Bali playa y Nusa Penida, la última parada en Indonesia :-(

Ya se han acabado las vacaciones para la mayoría, aunque también hay algunos que las empiezan ahora. Para mí han sido muy cortas este año aunque las he disfrutado a tope, pero no he podido dejara de acordarme del viaje a Indonesia del año pasado. Fue maravilloso.

Así que como estoy un poco melancólica, hoy traigo el último post del viaje. Me resistía a publicarlo. No sé, parece que teniendo uno pendiente alargaba más el recuerdo, pero ya está bien de sentimentalismos y ¡¡a compartir!!
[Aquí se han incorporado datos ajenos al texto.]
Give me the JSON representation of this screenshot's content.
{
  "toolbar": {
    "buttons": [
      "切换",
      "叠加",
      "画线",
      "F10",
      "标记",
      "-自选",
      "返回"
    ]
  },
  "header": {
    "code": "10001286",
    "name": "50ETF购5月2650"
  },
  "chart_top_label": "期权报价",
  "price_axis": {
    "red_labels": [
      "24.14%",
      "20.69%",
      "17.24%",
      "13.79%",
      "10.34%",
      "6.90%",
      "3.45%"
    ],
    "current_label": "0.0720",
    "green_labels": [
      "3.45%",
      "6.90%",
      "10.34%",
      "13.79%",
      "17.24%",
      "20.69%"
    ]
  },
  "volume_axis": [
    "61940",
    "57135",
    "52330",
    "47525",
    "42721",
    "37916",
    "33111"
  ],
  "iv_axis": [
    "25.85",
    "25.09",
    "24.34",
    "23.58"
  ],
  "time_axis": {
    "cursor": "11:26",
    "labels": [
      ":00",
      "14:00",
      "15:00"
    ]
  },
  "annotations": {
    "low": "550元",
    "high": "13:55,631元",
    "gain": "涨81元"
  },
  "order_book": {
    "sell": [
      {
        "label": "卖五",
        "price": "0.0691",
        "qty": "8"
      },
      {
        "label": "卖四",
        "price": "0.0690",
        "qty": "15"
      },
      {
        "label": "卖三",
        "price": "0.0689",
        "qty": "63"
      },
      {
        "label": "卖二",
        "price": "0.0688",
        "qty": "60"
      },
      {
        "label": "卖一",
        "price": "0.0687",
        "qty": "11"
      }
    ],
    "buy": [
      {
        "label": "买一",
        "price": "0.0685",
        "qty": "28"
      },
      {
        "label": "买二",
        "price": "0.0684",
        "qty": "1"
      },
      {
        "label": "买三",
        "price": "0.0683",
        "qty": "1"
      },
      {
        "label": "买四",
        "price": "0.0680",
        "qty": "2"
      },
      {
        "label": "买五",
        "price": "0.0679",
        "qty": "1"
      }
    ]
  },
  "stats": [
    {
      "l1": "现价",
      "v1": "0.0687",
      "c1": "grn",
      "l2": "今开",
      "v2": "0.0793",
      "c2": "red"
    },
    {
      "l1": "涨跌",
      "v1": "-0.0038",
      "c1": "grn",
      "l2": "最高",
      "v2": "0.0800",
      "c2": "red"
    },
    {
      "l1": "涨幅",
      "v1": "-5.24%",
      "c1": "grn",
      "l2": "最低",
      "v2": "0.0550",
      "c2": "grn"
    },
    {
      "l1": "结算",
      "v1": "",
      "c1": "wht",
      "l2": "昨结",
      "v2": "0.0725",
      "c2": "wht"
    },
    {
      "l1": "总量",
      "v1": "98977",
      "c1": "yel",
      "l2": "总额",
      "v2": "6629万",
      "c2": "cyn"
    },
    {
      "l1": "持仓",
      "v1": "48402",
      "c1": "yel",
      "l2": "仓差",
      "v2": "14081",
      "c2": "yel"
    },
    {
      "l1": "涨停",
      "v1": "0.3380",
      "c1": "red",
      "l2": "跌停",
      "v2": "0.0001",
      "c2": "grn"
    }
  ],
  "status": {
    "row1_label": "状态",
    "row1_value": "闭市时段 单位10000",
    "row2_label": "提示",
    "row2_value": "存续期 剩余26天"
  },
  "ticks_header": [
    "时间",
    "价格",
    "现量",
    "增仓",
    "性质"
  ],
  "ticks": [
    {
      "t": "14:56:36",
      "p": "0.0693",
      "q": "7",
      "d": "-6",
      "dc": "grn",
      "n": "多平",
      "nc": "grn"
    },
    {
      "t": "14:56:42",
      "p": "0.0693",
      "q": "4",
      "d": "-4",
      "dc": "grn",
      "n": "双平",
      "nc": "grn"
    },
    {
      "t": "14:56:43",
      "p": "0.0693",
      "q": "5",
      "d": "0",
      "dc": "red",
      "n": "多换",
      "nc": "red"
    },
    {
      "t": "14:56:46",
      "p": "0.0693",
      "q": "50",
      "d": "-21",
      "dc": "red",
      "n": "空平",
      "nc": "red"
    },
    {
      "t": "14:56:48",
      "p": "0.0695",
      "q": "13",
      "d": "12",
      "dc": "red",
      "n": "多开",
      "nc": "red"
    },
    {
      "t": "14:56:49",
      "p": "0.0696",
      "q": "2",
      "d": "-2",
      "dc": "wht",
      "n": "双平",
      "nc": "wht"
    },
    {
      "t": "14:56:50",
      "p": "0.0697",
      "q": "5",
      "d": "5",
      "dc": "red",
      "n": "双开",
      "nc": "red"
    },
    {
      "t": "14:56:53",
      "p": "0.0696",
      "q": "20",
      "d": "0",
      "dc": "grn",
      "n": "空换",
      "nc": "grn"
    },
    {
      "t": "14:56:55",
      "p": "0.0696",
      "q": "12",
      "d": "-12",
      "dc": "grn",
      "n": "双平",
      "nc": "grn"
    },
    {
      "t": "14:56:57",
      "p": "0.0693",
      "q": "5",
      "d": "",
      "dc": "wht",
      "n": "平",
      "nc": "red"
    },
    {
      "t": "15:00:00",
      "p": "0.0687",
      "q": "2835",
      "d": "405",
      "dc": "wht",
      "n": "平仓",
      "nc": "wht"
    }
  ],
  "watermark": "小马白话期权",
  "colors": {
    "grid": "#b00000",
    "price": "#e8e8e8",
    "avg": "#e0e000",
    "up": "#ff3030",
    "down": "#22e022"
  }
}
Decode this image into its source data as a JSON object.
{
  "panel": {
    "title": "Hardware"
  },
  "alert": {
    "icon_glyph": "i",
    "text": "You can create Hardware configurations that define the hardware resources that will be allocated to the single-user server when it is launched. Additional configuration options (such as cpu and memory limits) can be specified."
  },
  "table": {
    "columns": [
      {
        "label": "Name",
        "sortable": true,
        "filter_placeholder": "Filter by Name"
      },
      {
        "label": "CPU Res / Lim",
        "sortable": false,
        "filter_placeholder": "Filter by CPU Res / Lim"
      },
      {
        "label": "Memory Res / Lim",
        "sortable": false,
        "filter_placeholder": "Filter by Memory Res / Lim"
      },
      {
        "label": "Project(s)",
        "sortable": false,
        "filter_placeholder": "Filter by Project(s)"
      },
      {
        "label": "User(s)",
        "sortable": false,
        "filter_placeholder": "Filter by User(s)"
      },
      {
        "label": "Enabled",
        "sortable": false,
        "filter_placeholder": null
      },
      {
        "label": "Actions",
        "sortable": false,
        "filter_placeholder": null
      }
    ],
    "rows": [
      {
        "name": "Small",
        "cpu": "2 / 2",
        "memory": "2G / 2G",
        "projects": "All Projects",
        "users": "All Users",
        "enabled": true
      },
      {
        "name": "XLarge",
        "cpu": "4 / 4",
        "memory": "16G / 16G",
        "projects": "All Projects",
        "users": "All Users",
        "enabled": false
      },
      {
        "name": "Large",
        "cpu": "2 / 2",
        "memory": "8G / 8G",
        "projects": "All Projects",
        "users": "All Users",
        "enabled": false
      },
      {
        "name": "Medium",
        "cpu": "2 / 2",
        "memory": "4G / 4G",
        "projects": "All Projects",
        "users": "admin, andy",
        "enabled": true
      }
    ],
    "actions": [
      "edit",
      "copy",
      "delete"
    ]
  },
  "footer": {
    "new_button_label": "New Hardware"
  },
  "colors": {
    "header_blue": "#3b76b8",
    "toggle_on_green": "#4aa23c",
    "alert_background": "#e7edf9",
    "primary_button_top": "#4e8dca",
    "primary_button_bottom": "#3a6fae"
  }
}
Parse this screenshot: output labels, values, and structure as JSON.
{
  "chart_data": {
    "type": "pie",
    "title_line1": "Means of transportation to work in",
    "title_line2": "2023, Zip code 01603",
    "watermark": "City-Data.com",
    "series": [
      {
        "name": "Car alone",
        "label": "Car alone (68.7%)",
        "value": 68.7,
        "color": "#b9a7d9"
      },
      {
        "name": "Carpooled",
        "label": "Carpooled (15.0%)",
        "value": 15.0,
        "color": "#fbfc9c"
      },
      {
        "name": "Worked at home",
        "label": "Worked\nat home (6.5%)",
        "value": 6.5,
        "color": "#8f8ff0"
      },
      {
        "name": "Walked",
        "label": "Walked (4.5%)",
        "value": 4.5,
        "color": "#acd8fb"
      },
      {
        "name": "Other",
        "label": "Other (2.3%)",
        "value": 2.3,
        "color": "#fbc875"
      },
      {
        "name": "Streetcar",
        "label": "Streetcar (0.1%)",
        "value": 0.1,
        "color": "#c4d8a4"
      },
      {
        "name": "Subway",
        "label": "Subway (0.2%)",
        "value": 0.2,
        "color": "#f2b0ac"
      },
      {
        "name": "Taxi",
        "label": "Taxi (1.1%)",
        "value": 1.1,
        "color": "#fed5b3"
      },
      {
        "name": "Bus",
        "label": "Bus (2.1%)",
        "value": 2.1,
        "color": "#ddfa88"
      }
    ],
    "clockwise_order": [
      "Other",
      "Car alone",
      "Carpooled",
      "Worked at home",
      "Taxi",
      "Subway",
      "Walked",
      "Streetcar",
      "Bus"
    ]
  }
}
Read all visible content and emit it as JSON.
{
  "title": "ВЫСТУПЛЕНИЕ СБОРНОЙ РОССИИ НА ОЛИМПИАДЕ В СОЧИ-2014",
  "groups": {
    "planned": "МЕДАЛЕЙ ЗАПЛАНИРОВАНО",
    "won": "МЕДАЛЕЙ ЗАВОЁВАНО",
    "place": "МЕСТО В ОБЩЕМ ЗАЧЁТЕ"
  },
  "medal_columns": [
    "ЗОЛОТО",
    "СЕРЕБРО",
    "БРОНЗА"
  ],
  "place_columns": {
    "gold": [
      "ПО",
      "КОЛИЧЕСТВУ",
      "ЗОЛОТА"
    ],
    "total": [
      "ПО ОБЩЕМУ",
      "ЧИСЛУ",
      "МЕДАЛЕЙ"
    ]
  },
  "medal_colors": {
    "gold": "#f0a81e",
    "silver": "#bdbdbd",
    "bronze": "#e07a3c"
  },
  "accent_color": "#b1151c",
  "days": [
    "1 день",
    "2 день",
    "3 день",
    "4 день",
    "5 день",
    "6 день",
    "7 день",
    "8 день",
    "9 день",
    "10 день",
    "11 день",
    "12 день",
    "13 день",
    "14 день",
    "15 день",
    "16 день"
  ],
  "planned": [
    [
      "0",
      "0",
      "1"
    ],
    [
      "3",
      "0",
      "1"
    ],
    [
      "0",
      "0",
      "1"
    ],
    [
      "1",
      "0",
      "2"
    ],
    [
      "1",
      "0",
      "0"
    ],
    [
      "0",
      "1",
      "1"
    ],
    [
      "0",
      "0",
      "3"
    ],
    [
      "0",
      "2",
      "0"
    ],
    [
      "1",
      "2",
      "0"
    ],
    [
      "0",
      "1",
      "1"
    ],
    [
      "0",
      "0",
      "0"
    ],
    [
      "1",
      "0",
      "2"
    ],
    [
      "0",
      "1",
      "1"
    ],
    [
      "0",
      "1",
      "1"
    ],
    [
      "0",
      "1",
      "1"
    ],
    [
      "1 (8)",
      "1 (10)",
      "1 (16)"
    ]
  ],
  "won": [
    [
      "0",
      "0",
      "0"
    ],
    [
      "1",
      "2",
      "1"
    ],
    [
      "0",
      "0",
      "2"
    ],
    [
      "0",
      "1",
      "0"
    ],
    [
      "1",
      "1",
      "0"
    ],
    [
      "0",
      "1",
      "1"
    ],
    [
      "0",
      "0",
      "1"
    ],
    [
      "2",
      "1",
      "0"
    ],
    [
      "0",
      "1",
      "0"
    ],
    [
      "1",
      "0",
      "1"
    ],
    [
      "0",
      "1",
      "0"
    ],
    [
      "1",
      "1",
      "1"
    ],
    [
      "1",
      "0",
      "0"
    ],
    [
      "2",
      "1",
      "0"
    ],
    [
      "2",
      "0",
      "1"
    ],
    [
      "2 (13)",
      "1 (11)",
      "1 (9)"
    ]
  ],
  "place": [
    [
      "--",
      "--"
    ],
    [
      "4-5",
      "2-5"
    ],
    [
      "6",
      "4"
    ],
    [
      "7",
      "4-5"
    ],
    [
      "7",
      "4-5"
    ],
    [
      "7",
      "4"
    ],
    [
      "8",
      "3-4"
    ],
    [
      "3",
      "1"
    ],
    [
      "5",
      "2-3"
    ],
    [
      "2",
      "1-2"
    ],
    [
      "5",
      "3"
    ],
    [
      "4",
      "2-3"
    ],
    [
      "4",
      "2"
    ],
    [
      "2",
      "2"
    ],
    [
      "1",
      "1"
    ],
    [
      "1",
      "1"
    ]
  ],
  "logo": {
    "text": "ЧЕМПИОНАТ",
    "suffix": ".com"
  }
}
En el anterior os hablé de Ubud, en el interior de Bali, y hoy toca la playa. Nosotros aprovechamos uno de los días allí para coger una lancha rápida (a la ida fuimos solos pero a la vuelta estaba llena) que nos llevó a la isla de Nusa Penida para pasar el día. Lo más destacado es que la recorres en moto (la puedes llevar tú o ir de paquete) y te enseñan sus arenas coralinas, las zonas de algas la vida allí. 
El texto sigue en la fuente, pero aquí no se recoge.